I tried that, too, before my previous post. It over-smoothed and the result looked like the LD. :D We (I) really shouldn't be testing with JPEGs, which doesn't help the noise factor.
Looking back at it, I noticed the alignment was off. Apparently the 2 frames were out-of-sync or the LD frame was horizontally warped. I had to split LD, differently resize each half, then rejoin them to force alignment with Blu. My 2nd test series is made from that (keeping in mind not to over-smooth).
With a better alignment, each was H-S-L separated ..

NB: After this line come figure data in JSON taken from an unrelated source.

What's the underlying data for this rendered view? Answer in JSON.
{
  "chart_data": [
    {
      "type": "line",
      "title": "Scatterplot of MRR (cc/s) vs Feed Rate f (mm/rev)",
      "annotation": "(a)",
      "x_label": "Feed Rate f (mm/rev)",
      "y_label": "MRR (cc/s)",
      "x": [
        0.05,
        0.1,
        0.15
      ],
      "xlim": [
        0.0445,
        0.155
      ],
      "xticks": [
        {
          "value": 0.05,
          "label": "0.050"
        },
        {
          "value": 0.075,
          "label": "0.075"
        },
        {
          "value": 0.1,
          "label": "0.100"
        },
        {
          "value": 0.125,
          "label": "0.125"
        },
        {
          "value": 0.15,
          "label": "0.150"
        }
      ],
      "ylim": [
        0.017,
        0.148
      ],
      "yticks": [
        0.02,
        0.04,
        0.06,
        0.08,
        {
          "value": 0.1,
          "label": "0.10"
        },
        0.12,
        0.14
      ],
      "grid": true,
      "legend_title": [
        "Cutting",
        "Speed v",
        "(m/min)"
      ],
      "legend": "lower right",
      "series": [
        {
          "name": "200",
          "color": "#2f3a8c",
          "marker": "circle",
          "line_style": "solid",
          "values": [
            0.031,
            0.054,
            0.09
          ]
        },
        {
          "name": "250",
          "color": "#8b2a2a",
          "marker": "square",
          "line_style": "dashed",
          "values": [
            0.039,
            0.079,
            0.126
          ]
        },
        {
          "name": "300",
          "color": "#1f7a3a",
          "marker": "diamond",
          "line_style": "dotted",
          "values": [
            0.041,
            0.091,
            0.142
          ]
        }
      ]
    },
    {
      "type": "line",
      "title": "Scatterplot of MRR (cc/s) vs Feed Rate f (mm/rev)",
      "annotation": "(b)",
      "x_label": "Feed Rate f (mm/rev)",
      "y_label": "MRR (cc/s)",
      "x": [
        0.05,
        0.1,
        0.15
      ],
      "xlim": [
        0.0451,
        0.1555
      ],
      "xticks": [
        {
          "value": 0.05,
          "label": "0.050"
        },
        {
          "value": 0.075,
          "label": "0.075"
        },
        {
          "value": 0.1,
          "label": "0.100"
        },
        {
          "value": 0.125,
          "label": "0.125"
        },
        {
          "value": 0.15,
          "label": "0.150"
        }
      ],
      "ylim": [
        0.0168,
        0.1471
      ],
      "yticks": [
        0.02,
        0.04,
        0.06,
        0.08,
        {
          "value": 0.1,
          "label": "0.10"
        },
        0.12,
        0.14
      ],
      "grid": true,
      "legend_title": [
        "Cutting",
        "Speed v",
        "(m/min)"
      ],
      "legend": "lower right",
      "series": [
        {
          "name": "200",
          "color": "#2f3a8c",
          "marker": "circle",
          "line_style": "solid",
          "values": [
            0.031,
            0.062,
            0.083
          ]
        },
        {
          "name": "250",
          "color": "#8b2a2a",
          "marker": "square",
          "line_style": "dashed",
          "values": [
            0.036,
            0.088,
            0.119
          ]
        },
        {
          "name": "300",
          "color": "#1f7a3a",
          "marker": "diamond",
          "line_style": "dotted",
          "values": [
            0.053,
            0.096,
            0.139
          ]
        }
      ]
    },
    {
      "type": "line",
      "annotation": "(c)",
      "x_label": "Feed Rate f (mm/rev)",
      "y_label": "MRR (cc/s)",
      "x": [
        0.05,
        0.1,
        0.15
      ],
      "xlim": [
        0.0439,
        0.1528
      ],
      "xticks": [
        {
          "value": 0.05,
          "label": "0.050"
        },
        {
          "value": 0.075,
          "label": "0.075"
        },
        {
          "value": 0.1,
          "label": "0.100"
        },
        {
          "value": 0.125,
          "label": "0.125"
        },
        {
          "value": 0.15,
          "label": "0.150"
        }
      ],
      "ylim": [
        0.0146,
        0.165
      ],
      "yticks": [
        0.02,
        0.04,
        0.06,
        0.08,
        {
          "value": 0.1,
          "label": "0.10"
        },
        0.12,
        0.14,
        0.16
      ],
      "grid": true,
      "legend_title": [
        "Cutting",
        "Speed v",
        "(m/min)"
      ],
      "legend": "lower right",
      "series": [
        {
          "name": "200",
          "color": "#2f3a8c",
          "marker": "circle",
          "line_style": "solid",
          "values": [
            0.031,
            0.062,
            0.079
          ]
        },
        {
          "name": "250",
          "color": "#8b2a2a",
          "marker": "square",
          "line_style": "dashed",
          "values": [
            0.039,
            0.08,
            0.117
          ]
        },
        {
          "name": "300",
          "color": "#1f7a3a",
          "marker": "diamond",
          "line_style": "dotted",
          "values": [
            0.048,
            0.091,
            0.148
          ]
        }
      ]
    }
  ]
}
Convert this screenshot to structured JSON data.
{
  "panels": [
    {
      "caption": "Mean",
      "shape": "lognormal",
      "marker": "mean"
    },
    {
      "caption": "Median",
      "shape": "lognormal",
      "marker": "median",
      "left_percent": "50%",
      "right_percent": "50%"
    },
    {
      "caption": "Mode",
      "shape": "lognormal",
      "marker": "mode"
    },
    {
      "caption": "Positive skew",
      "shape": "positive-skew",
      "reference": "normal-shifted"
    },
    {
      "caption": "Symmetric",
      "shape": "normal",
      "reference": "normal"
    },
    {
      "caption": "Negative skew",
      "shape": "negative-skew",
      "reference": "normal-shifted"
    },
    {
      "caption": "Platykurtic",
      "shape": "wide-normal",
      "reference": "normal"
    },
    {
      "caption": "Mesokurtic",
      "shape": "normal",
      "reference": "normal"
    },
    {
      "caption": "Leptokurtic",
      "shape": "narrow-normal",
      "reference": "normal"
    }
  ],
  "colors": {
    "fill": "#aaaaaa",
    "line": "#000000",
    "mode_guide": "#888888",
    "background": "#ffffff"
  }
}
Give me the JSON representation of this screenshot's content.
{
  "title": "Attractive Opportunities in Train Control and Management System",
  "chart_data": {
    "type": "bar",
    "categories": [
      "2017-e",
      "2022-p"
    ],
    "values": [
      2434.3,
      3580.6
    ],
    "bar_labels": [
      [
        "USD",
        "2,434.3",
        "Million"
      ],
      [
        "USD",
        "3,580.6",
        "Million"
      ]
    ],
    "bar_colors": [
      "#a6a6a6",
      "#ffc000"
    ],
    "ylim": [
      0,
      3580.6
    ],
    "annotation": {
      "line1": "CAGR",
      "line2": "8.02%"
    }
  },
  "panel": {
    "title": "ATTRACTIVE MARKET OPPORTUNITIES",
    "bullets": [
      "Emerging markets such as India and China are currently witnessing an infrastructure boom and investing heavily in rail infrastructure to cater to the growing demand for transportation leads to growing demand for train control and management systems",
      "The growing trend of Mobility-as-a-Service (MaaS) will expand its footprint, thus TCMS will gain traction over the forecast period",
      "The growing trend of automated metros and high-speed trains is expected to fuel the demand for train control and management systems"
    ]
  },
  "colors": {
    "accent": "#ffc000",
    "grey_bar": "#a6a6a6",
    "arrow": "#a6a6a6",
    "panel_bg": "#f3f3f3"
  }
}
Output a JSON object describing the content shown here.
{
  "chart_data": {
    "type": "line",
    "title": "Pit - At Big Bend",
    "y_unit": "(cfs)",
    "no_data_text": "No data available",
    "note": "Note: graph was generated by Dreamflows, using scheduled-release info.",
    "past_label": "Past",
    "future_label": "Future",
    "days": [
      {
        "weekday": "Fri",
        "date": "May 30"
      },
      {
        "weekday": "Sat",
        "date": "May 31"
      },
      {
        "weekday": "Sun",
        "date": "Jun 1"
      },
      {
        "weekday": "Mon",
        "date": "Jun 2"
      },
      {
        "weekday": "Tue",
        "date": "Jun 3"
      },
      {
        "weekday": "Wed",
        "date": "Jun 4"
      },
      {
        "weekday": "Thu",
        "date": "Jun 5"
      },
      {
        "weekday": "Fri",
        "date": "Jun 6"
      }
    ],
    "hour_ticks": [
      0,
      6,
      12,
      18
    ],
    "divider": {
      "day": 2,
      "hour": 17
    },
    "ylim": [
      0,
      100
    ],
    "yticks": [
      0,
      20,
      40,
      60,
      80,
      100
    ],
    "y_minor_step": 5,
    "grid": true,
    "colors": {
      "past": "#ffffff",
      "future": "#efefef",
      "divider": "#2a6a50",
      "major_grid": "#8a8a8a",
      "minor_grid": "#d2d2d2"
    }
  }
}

.. and re-joined (the yellow outlined ones -- Hue & Saturation from Laserdisc for the desired color; Lightness from Blu-ray for the desired detail) without de-noising that first time ... just for procedure's sake (it's the scientist in me):

Actually, this doesn't look as shockingly bad as in the previous series. Maybe the alignment was a factor? Unacceptable noise, though.
Next I tried smoothing the LD, thinking it's noise was the culprit (can't blame a Blu-ray cap, right?). The Median Filter (value = 7) in the paint program created a strong blur to smear those color veins back into the rest of the flesh. The result after H-S-L recombination was:

Well, that was an improvement, but still unacceptable. Looking closer at the original Blu-ray revealed a weird type of noise -- like it was over-processed at some stage. I would try to de-noise that, but more carefully, for this next recombination.
My favorite de-noising tool is JPEG Artifact Remover. It targets small areas of "out-of-place" pixels, the kind JPEG compression creates, without touching clearly "properly-in-place" ones. It's quite amazing on any kind of noise (regardless of which approach you use, I'd recommend applying something like this to the Blu-ray source anyway). I set it to High, the 3rd of 4 levels. A light Edge Preserving Smooth was used to take care of open areas (yes, it still needed it). With both H-S and L smoothed it their various ways, the result was:

Ah ... good for de-noise, bad for de detail. This was where I was when I concluded the sources just wouldn't work well together. Maybe because the one was light and the other dark.
Then it hit me -- the previous end results were too dark to match the Laserdisc without post processing anyway. Why not adjust Blu-ray's Lightness-separation as an additional step just before recombination!? We want the detail of the Blu, which isn't altered with a brightness change! The resolution and it's detail stays the same. So that's what I did ..

It was easy. Only 2 settings on the paint program's Histogram (Gamma = 1.25, Midtones = -4) to bring the Blu Lightness range (on the right) in line with the LD Lightness (on the left). Recombining this Blu L (no noise reduction) with previous LD H-S (with noise reduction) produced this:

Now that's more like it ... in both ways! A spot-on match to the Laserdisc (of course) AND a lower noise level without de-noising the Blu-ray. However, with a little Blu de-noising (just JPEG Artifact Removal this time), it looks even better but with a little softness (let's blame that necessity on the noisy sources, okay?):

.
So, having said all that ... and in consideration of snapshot degradation from multiple re-encodings and re-sizings ... here's my RGB-histogram color-correction:
to match this Pan&Scan Laserdisc

Histogram color-correction directly to Blu-ray

And ... Color-correction wins.
Unless HSL demands a rematch with original sized, non recompressed sources.